Before building models to sensitize the returns of different portfolio constructions we need a representation of an individual company's return. Empirically we know roughly 50% - 75% of seed stage companies die and that the hyper success case is, well, hyper-rare, maybe 1 in 200. Of course any mathematical representation of the returns likelihood of a seed stage company is steeped in uncertainty. The best we can do is use a distribution that doesn't seem too implausible.

By many people's estimation the Power Law is the most 'usable' and 'accurate' distribution to model seed stage returns. The Power Law is also the basis of our approximation. But we create a mutant hybrid with the Log Normal because in generating and experimenting with various Power Law configurations it seems a little too harsh on the death rate (>75% die in many cases.) The Power Law also seems a little too willing to produce hyper-success cases (1 - 2 in 100.)

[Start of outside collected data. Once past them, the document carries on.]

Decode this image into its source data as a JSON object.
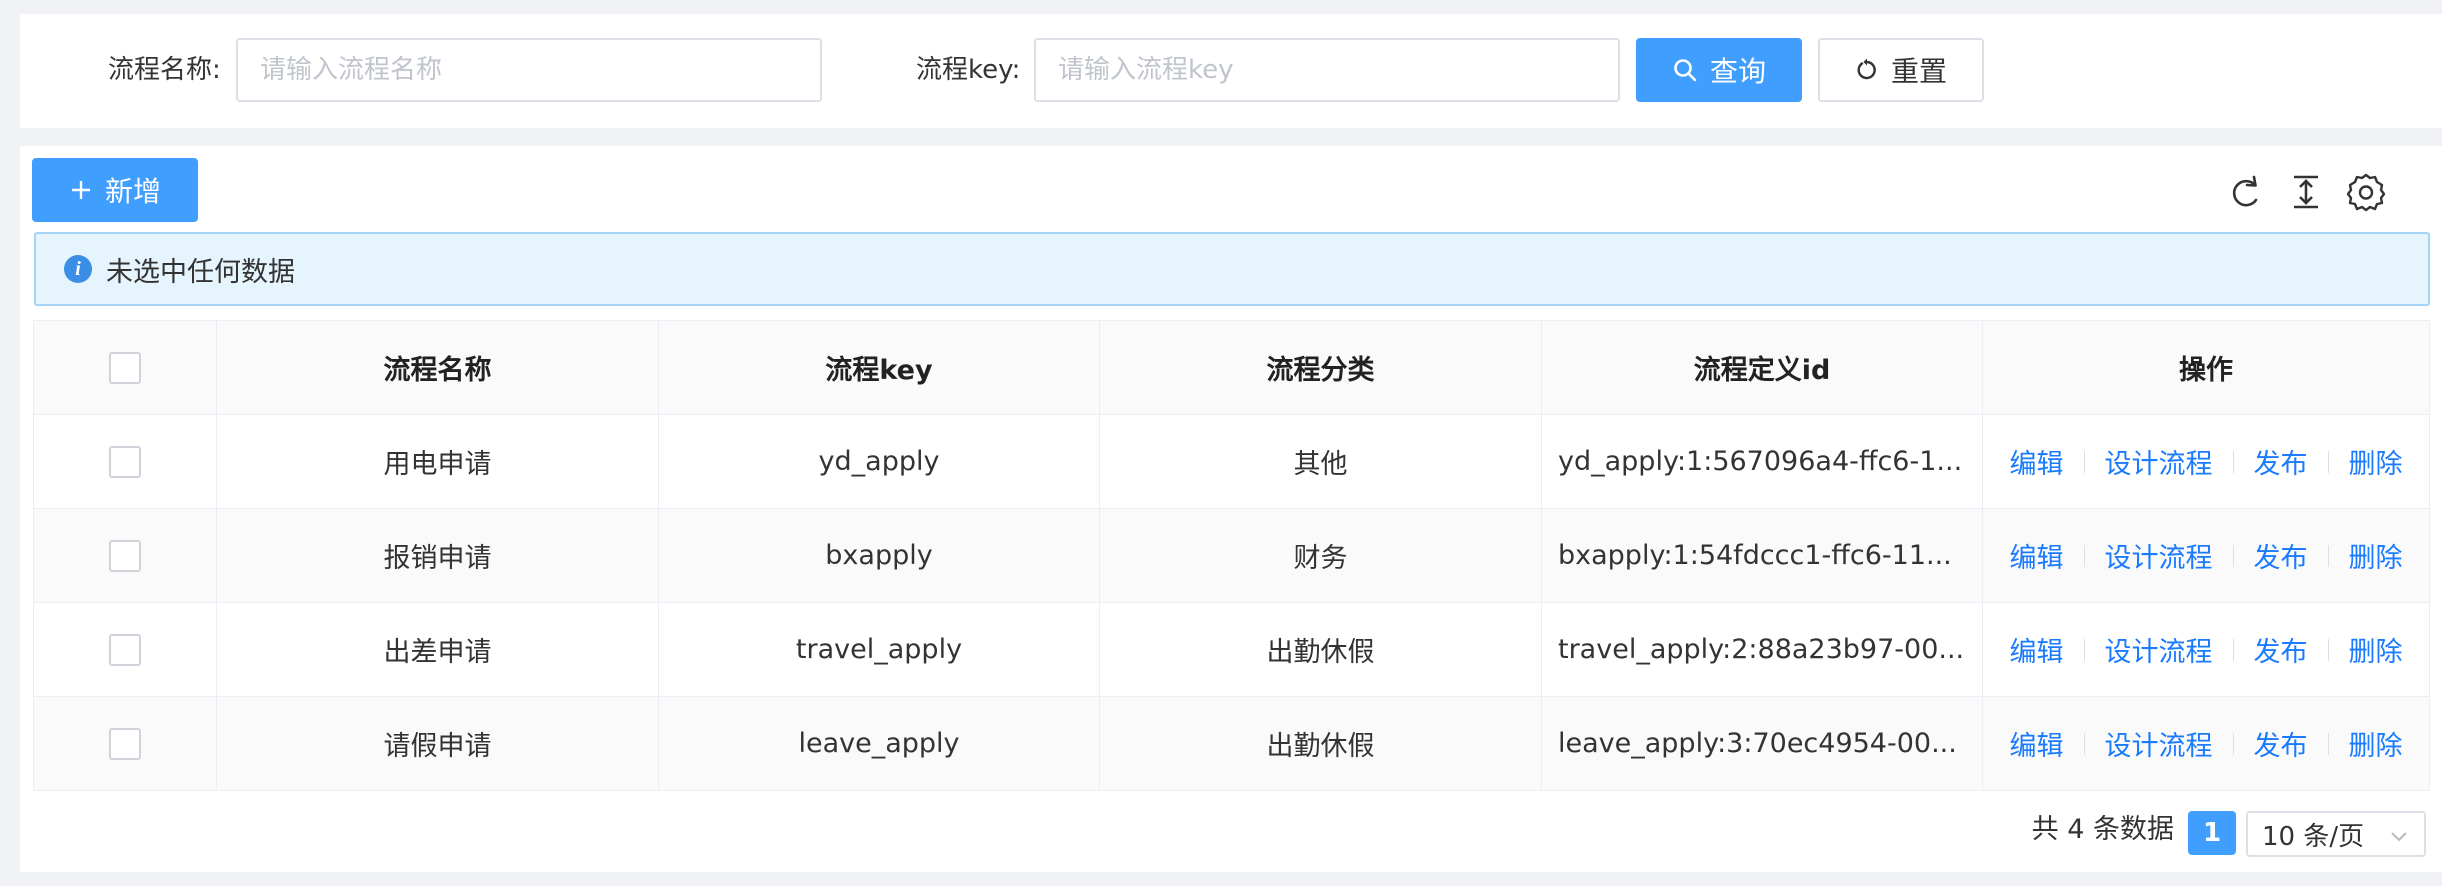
{
  "search": {
    "name_label": "流程名称:",
    "name_placeholder": "请输入流程名称",
    "name_value": "",
    "key_label": "流程key:",
    "key_placeholder": "请输入流程key",
    "key_value": "",
    "query_label": "查询",
    "reset_label": "重置"
  },
  "toolbar": {
    "add_label": "新增",
    "icons": [
      "refresh-icon",
      "column-height-icon",
      "settings-icon"
    ]
  },
  "alert": {
    "text": "未选中任何数据"
  },
  "table": {
    "columns": [
      "流程名称",
      "流程key",
      "流程分类",
      "流程定义id",
      "操作"
    ],
    "rows": [
      {
        "name": "用电申请",
        "key": "yd_apply",
        "category": "其他",
        "def_id": "yd_apply:1:567096a4-ffc6-1..."
      },
      {
        "name": "报销申请",
        "key": "bxapply",
        "category": "财务",
        "def_id": "bxapply:1:54fdccc1-ffc6-11..."
      },
      {
        "name": "出差申请",
        "key": "travel_apply",
        "category": "出勤休假",
        "def_id": "travel_apply:2:88a23b97-00..."
      },
      {
        "name": "请假申请",
        "key": "leave_apply",
        "category": "出勤休假",
        "def_id": "leave_apply:3:70ec4954-00..."
      }
    ],
    "actions": [
      "编辑",
      "设计流程",
      "发布",
      "删除"
    ]
  },
  "pagination": {
    "total_text": "共 4 条数据",
    "current_page": "1",
    "page_size": "10 条/页"
  },
  "colors": {
    "primary": "#409eff",
    "link": "#1a7bff",
    "alert_bg": "#e6f4fd"
  }
}
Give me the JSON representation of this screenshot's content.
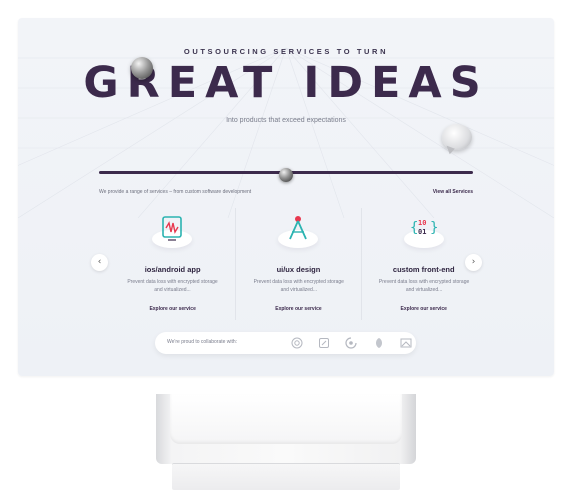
{
  "hero": {
    "eyebrow": "OUTSOURCING SERVICES TO TURN",
    "headline": "GREAT IDEAS",
    "tagline": "Into products that exceed expectations"
  },
  "services": {
    "intro": "We provide a range of services – from custom software development",
    "view_all": "View all Services",
    "items": [
      {
        "title": "ios/android app",
        "description": "Prevent data loss with encrypted storage and virtualized...",
        "link": "Explore our service",
        "icon": "mobile-app-icon"
      },
      {
        "title": "ui/ux design",
        "description": "Prevent data loss with encrypted storage and virtualized...",
        "link": "Explore our service",
        "icon": "compass-design-icon"
      },
      {
        "title": "custom front-end",
        "description": "Prevent data loss with encrypted storage and virtualized...",
        "link": "Explore our service",
        "icon": "binary-code-icon"
      }
    ]
  },
  "carousel": {
    "prev": "‹",
    "next": "›"
  },
  "partners": {
    "label": "We're proud to collaborate with:",
    "logos": [
      "partner-logo-1-icon",
      "partner-logo-2-icon",
      "partner-logo-3-icon",
      "partner-logo-4-icon",
      "partner-logo-5-icon"
    ]
  },
  "colors": {
    "brand": "#3c2a4c",
    "accent_teal": "#2bb3b1",
    "accent_red": "#e8384f",
    "screen_bg": "#f0f2f6"
  }
}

In sensitizing and understanding the returns of our portfolio constructions, these two 'errors' (the lower than realistic death rate and higher than realistic unicorn case) can be accepted. Indeed in any fund there must be some 'unfair advantages' that the fund manager has (superior network, proprietary deal flow, superior selection rate etc.) for he fund to exist in the first place. For Hone Capital machine learning models support our lower seed stage death rate and the AngelList network supports the higher than normal unicorn rate.

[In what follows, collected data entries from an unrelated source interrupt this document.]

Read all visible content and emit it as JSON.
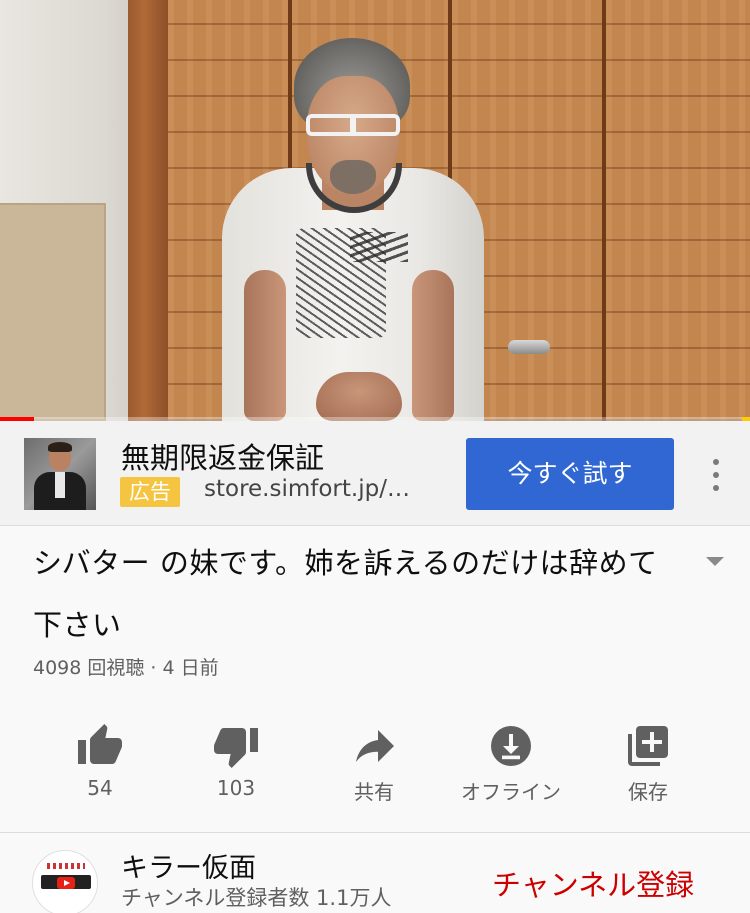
{
  "video": {
    "progress_fraction": 0.045
  },
  "ad": {
    "title": "無期限返金保証",
    "badge": "広告",
    "url": "store.simfort.jp/…",
    "cta_label": "今すぐ試す"
  },
  "video_info": {
    "title": "シバター の妹です。姉を訴えるのだけは辞めて下さい",
    "meta": "4098 回視聴 · 4 日前"
  },
  "actions": [
    {
      "icon": "thumbs-up-icon",
      "label": "54"
    },
    {
      "icon": "thumbs-down-icon",
      "label": "103"
    },
    {
      "icon": "share-icon",
      "label": "共有"
    },
    {
      "icon": "download-icon",
      "label": "オフライン"
    },
    {
      "icon": "add-to-playlist-icon",
      "label": "保存"
    }
  ],
  "channel": {
    "name": "キラー仮面",
    "subscribers": "チャンネル登録者数 1.1万人",
    "subscribe_label": "チャンネル登録"
  },
  "colors": {
    "cta_blue": "#3167d3",
    "ad_badge": "#f5c542",
    "subscribe_red": "#cc0000",
    "progress_red": "#ff0000"
  }
}
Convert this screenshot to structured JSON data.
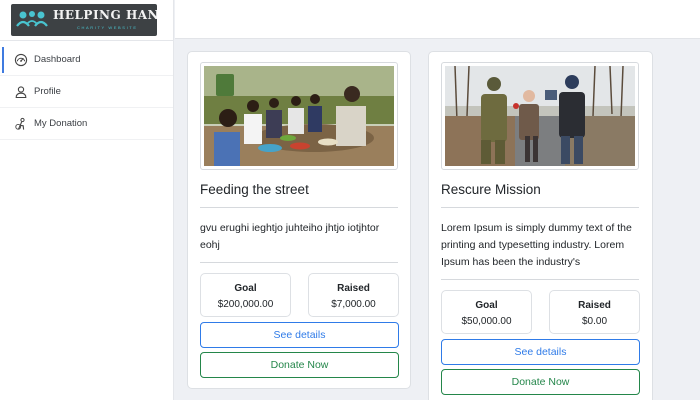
{
  "brand": {
    "name": "HELPING HANDS",
    "subtitle": "CHARITY WEBSITE",
    "logo_icon": "people-group-icon",
    "colors": {
      "background": "#3d4144",
      "accent": "#49c4d0"
    }
  },
  "sidebar": {
    "items": [
      {
        "label": "Dashboard",
        "icon": "gauge-icon",
        "active": true
      },
      {
        "label": "Profile",
        "icon": "user-icon",
        "active": false
      },
      {
        "label": "My Donation",
        "icon": "donation-hand-icon",
        "active": false
      }
    ]
  },
  "campaigns": [
    {
      "title": "Feeding the street",
      "description": "gvu erughi ieghtjo juhteiho jhtjo iotjhtor eohj",
      "goal_label": "Goal",
      "goal_value": "$200,000.00",
      "raised_label": "Raised",
      "raised_value": "$7,000.00",
      "details_label": "See details",
      "donate_label": "Donate Now"
    },
    {
      "title": "Rescure Mission",
      "description": "Lorem Ipsum is simply dummy text of the printing and typesetting industry. Lorem Ipsum has been the industry's",
      "goal_label": "Goal",
      "goal_value": "$50,000.00",
      "raised_label": "Raised",
      "raised_value": "$0.00",
      "details_label": "See details",
      "donate_label": "Donate Now"
    }
  ],
  "colors": {
    "primary": "#2f7be8",
    "success": "#24864a",
    "background": "#eef0f4",
    "active_indicator": "#3f7be0"
  }
}
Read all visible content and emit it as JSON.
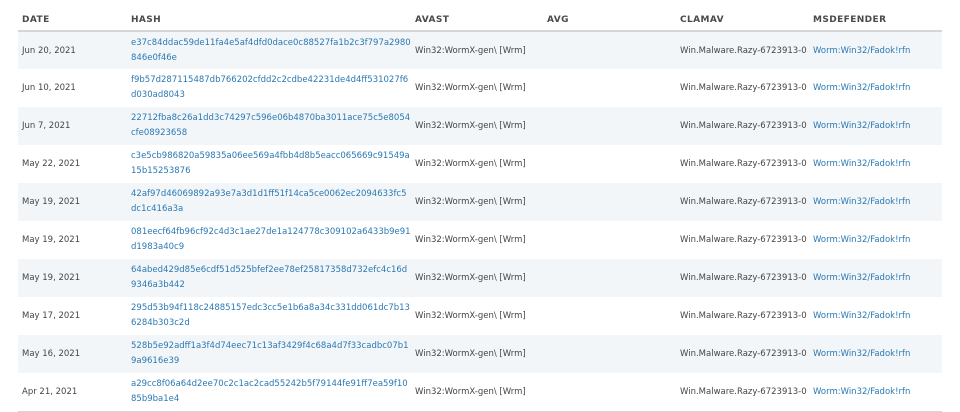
{
  "headers": {
    "date": "DATE",
    "hash": "HASH",
    "avast": "AVAST",
    "avg": "AVG",
    "clamav": "CLAMAV",
    "msdefender": "MSDEFENDER"
  },
  "rows": [
    {
      "date": "Jun 20, 2021",
      "hash": "e37c84ddac59de11fa4e5af4dfd0dace0c88527fa1b2c3f797a2980846e0f46e",
      "avast": "Win32:WormX-gen\\ [Wrm]",
      "avg": "",
      "clamav": "Win.Malware.Razy-6723913-0",
      "msdefender": "Worm:Win32/Fadok!rfn"
    },
    {
      "date": "Jun 10, 2021",
      "hash": "f9b57d287115487db766202cfdd2c2cdbe42231de4d4ff531027f6d030ad8043",
      "avast": "Win32:WormX-gen\\ [Wrm]",
      "avg": "",
      "clamav": "Win.Malware.Razy-6723913-0",
      "msdefender": "Worm:Win32/Fadok!rfn"
    },
    {
      "date": "Jun 7, 2021",
      "hash": "22712fba8c26a1dd3c74297c596e06b4870ba3011ace75c5e8054cfe08923658",
      "avast": "Win32:WormX-gen\\ [Wrm]",
      "avg": "",
      "clamav": "Win.Malware.Razy-6723913-0",
      "msdefender": "Worm:Win32/Fadok!rfn"
    },
    {
      "date": "May 22, 2021",
      "hash": "c3e5cb986820a59835a06ee569a4fbb4d8b5eacc065669c91549a15b15253876",
      "avast": "Win32:WormX-gen\\ [Wrm]",
      "avg": "",
      "clamav": "Win.Malware.Razy-6723913-0",
      "msdefender": "Worm:Win32/Fadok!rfn"
    },
    {
      "date": "May 19, 2021",
      "hash": "42af97d46069892a93e7a3d1d1ff51f14ca5ce0062ec2094633fc5dc1c416a3a",
      "avast": "Win32:WormX-gen\\ [Wrm]",
      "avg": "",
      "clamav": "Win.Malware.Razy-6723913-0",
      "msdefender": "Worm:Win32/Fadok!rfn"
    },
    {
      "date": "May 19, 2021",
      "hash": "081eecf64fb96cf92c4d3c1ae27de1a124778c309102a6433b9e91d1983a40c9",
      "avast": "Win32:WormX-gen\\ [Wrm]",
      "avg": "",
      "clamav": "Win.Malware.Razy-6723913-0",
      "msdefender": "Worm:Win32/Fadok!rfn"
    },
    {
      "date": "May 19, 2021",
      "hash": "64abed429d85e6cdf51d525bfef2ee78ef25817358d732efc4c16d9346a3b442",
      "avast": "Win32:WormX-gen\\ [Wrm]",
      "avg": "",
      "clamav": "Win.Malware.Razy-6723913-0",
      "msdefender": "Worm:Win32/Fadok!rfn"
    },
    {
      "date": "May 17, 2021",
      "hash": "295d53b94f118c24885157edc3cc5e1b6a8a34c331dd061dc7b136284b303c2d",
      "avast": "Win32:WormX-gen\\ [Wrm]",
      "avg": "",
      "clamav": "Win.Malware.Razy-6723913-0",
      "msdefender": "Worm:Win32/Fadok!rfn"
    },
    {
      "date": "May 16, 2021",
      "hash": "528b5e92adff1a3f4d74eec71c13af3429f4c68a4d7f33cadbc07b19a9616e39",
      "avast": "Win32:WormX-gen\\ [Wrm]",
      "avg": "",
      "clamav": "Win.Malware.Razy-6723913-0",
      "msdefender": "Worm:Win32/Fadok!rfn"
    },
    {
      "date": "Apr 21, 2021",
      "hash": "a29cc8f06a64d2ee70c2c1ac2cad55242b5f79144fe91ff7ea59f1085b9ba1e4",
      "avast": "Win32:WormX-gen\\ [Wrm]",
      "avg": "",
      "clamav": "Win.Malware.Razy-6723913-0",
      "msdefender": "Worm:Win32/Fadok!rfn"
    }
  ],
  "colors": {
    "link": "#2a78b4",
    "row_alt": "#f3f6f8"
  }
}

With return (measured in multiple of original post-money valuation) the Log Normal is run with the mean at 0.3x and the standard deviation at 1.0x. The Power Law is modeled using a Power Law coefficient of 1.159. Both shown below (vertical axis cut for clarity.)

With these coefficients we can see that the 'effective' death rate is approximately 40%, another 40% return 1.0x - 3.0x heavily weighted towards the former and around 1.5% go to exit at 'unicorn' status. It is pretty clear these are just approximations which help us get a sense of the sensitivity of a portfolio construction. They are at best over-engineered and at worst wrong.